Gillibrand was asked by a white woman holding a baby about how Democrats can talk about “white privilege” while she is struggling.
“This is an area that, across all demographics, has been depressed because of the loss of industry and the opioid crisis,” the woman told the senator. “What do you have to say to the people in this area about so-called white privilege?”
Gillibrand responded that she understands “that families in this community are suffering deeply” and that it “is not acceptable and not OK” for families in the area to experience the financial hardships they have, “but that’s not what that conversation is about.”

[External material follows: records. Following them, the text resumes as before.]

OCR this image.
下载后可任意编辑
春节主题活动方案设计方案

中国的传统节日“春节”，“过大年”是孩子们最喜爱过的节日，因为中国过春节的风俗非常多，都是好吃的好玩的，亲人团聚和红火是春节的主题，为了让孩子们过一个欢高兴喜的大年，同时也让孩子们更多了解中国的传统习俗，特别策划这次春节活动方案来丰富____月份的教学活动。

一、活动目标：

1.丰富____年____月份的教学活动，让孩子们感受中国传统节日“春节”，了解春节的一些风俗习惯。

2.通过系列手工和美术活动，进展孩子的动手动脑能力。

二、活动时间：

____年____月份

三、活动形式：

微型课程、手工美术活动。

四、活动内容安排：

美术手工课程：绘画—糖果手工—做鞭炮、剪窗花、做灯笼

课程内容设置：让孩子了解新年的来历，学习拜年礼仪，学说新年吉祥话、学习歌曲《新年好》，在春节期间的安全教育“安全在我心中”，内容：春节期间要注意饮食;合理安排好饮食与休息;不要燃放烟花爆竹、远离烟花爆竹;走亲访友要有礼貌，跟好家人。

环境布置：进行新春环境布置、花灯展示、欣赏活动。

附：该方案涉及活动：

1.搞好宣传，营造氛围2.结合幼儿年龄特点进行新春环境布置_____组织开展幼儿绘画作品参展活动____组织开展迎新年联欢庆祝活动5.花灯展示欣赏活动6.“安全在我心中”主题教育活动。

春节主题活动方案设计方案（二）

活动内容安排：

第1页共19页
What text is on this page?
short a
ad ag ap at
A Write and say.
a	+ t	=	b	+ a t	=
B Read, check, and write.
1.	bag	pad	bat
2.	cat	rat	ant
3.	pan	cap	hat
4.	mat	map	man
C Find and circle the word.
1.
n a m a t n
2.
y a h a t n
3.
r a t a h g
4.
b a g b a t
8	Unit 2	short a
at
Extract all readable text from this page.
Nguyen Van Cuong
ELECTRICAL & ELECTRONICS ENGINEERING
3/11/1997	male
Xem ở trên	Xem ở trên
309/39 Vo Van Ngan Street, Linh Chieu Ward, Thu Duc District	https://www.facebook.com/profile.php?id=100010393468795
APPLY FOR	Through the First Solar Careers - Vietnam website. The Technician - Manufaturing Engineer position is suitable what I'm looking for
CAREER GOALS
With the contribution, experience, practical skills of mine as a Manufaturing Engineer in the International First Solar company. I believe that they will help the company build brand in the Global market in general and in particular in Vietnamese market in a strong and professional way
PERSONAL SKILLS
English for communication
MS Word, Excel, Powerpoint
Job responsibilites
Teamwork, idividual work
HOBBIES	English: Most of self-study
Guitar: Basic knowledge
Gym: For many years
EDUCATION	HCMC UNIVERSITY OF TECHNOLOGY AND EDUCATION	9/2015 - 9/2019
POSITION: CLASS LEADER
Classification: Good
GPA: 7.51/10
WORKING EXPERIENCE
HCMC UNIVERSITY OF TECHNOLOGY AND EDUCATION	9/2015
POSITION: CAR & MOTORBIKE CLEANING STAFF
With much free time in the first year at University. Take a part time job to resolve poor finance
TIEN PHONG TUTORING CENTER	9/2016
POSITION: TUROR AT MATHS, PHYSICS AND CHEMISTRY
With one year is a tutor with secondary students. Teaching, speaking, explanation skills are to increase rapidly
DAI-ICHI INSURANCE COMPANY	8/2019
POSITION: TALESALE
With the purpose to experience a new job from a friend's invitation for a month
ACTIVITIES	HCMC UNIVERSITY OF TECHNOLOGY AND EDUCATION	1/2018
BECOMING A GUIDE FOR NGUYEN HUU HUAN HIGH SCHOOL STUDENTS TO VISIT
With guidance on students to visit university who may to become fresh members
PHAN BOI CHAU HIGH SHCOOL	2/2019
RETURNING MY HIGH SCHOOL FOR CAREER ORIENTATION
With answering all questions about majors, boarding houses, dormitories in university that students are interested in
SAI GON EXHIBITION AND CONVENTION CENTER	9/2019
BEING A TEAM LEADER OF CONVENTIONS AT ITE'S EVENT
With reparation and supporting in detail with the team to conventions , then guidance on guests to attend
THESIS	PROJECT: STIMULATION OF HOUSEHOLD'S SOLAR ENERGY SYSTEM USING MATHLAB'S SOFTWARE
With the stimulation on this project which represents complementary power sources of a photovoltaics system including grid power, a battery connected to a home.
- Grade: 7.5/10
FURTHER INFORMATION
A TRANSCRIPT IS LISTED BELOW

“What that conversation is about is when a community has been left behind for generations because of the color of their skin,” she said. “When you’ve been denied job after job after job because you’re black or because you’re brown. Or when you go to the emergency room to have your baby ― the fact that we have the highest maternal mortality rate, and if you are a black woman you are more likely to die in childbirth because that health care provider doesn’t believe you when you say, ‘I don’t feel right.’
“So institutional racism is real,” she said. “It doesn’t take away your pain or suffering. It’s just a different issue. Your suffering is just as important as a black or brown person’s suffering. But to fix the problems that are happening in the black community, you need far more transformational efforts that are targeted for real racism that exists every day.”
The response was met with applause.
Earlier this year, Gillibrand said white women like her must be part of the fight against institutional racism in the U.S. because “it cannot be left to people of color alone,” according to the New York Daily News.
“It is wrong to ask men and women of color to bear these burdens every single day, the same fights over and over,” Gillibrand said in January to the Rev. Al Sharpton’s National Action Network. “White women like me must bear part of this burden and commit to amplifying your voices.”